Handcar Regatta co-owners ending business relationship

Ty Jones and Spring Maxfield, founders and co-owners of the phenomenally popular Handcar Regatta, are ending their business relationship and moving on to other creative pursuits.

Will either seek to continue the 4-year-old "exposition of mechanical and artistic wonders"? Spring almost certainly will not.

"It has run its course," she said Wednesday. She loved the regatta as a free-admission, community art happening that she feels certain will live on through offshoots that will scatter like seeds on the breeze.

Spring said it was always a given that the regatta could use the tracks at Railroad Square/West End only until SMART needs to begin work to prepare for commuter rail service, and she can't see moving it.

"It was magic," she said. "It's time to let the regatta go because there's a whole world of other things I'd like to experience."

For his part, Ty said it appears that with SMART preparing to commence construction on the tracks in Santa Rosa, the regatta won't be able to return there.

"Certainly the future of the regatta is in doubt," he said.
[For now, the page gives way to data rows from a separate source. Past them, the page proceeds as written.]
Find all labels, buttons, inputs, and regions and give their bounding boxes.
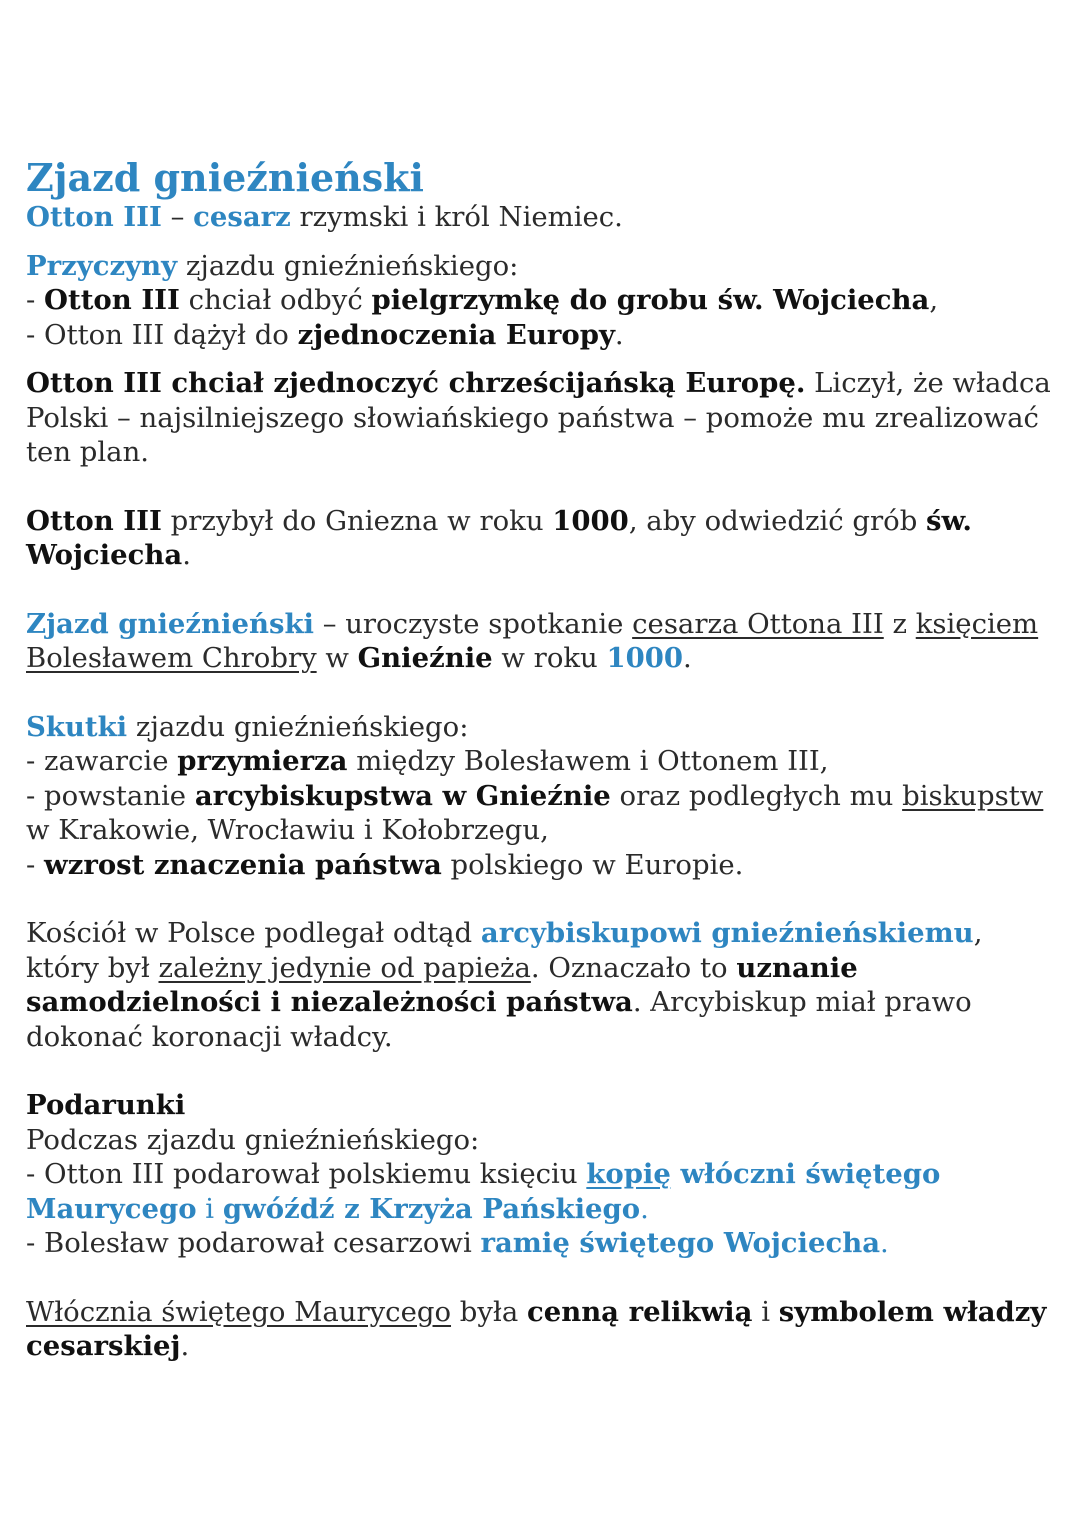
intro-line: Otton III – cesarz rzymski i król Niemiec. (26, 201, 623, 233)
paragraph-unification: Otton III chciał zjednoczyć chrześcijańską Europę. Liczył, że władca Polski – najsilniejszego słowiańskiego państwa – pomoże mu zrealizować ten plan. (26, 367, 1051, 468)
paragraph-visit: Otton III przybył do Gniezna w roku 1000, aby odwiedzić grób św. Wojciecha. (26, 504, 973, 571)
gifts-heading: Podarunki (26, 1089, 186, 1121)
causes-heading: Przyczyny zjazdu gnieźnieńskiego: (26, 249, 519, 282)
causes-section (26, 249, 1056, 353)
gifts-section (26, 1088, 1056, 1261)
gifts-intro: Podczas zjazdu gnieźnieńskiego: (26, 1123, 480, 1156)
church-paragraph: Kościół w Polsce podlegał odtąd arcybiskupowi gnieźnieńskiemu, który był zależny jedynie od papieża. Oznaczało to uznanie samodzielności i niezależności państwa. Arcybiskup miał prawo dokonać koronacji władcy. (26, 917, 983, 1053)
cesarz-term: cesarz (193, 201, 291, 233)
page-title: Zjazd gnieźnieński (26, 155, 424, 200)
list-item: - Otton III dążył do zjednoczenia Europy. (26, 318, 624, 351)
list-item: - Otton III chciał odbyć pielgrzymkę do grobu św. Wojciecha, (26, 284, 939, 316)
list-item: - powstanie arcybiskupstwa w Gnieźnie oraz podległych mu biskupstw w Krakowie, Wrocławiu i Kołobrzegu, (26, 779, 1044, 846)
list-item: - wzrost znaczenia państwa polskiego w Europie. (26, 848, 744, 881)
effects-heading: Skutki zjazdu gnieźnieńskiego: (26, 710, 469, 743)
list-item: - Otton III podarował polskiemu księciu kopię włóczni świętego Maurycego i gwóźdź z Krzyża Pańskiego. (26, 1158, 941, 1225)
final-paragraph: Włócznia świętego Maurycego była cenną relikwią i symbolem władzy cesarskiej. (26, 1295, 1047, 1362)
definition-paragraph: Zjazd gnieźnieński – uroczyste spotkanie cesarza Ottona III z księciem Bolesławem Chrobry w Gnieźnie w roku 1000. (26, 607, 1039, 674)
list-item: - zawarcie przymierza między Bolesławem i Ottonem III, (26, 745, 829, 777)
list-item: - Bolesław podarował cesarzowi ramię świętego Wojciecha. (26, 1227, 889, 1259)
otto-name: Otton III (26, 201, 162, 233)
document-page (26, 156, 1056, 1364)
effects-section (26, 710, 1056, 883)
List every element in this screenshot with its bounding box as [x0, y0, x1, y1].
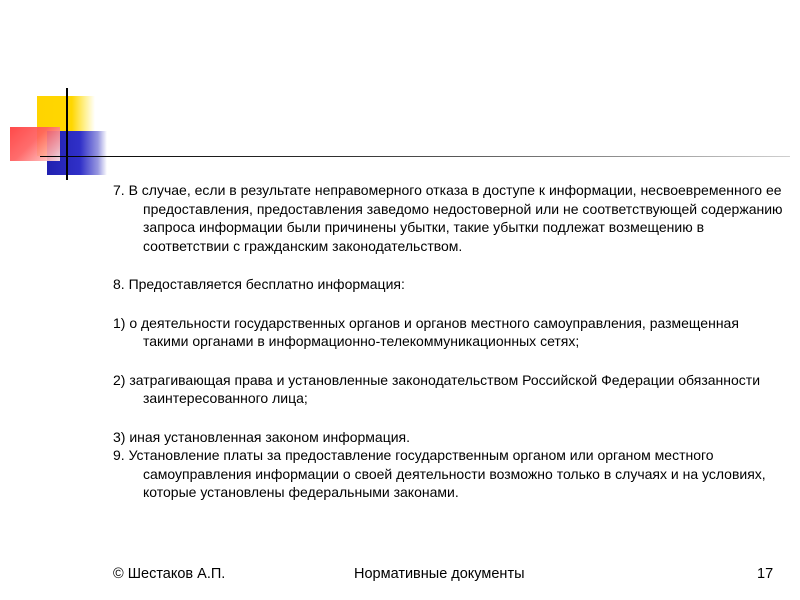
- footer-page-number: 17: [757, 566, 774, 582]
- decor-vertical-line: [66, 88, 68, 180]
- paragraph-item-7: 7. В случае, если в результате неправомерного отказа в доступе к информации, несвоевременного ее предоставления, предоставления заведомо недостоверной или не соответствующей содержанию запроса информации были причинены убытки, такие убытки подлежат возмещению в соответствии с гражданским законодательством.: [113, 182, 783, 254]
- list-item-1: 1) о деятельности государственных органов и органов местного самоуправления, размещенная такими органами в информационно-телекоммуникационных сетях;: [113, 314, 739, 349]
- paragraph-item-9: 9. Установление платы за предоставление государственным органом или органом местного самоуправления информации о своей деятельности возможно только в случаях и на условиях, которые установлены федеральными законами.: [113, 447, 766, 500]
- footer-author: © Шестаков А.П.: [113, 566, 226, 582]
- list-item-2: 2) затрагивающая права и установленные законодательством Российской Федерации обязанности заинтересованного лица;: [113, 371, 761, 406]
- title-divider-line: [40, 156, 790, 157]
- paragraph-item-8: 8. Предоставляется бесплатно информация:: [113, 276, 405, 292]
- list-item-3: 3) иная установленная законом информация.: [113, 428, 411, 445]
- footer-title: Нормативные документы: [354, 566, 525, 582]
- slide-body: [113, 181, 785, 502]
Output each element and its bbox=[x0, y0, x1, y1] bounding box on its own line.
He's not yet ready to say if he will or will not try to keep the regatta going, perhaps at a different location or without the element of races on rails.

Like Spring, he says he's ready to take on other challenges. One, "LuBu Nation," a food event hailing the place Luther Burbank regarded nature's chosen spot, is set for next summer.

So it seems the Handcar Regatta was an act of magic that we were lucky to have for four straight years. If it happens again, in Railroad Square or elsewhere, that will be lucky, too.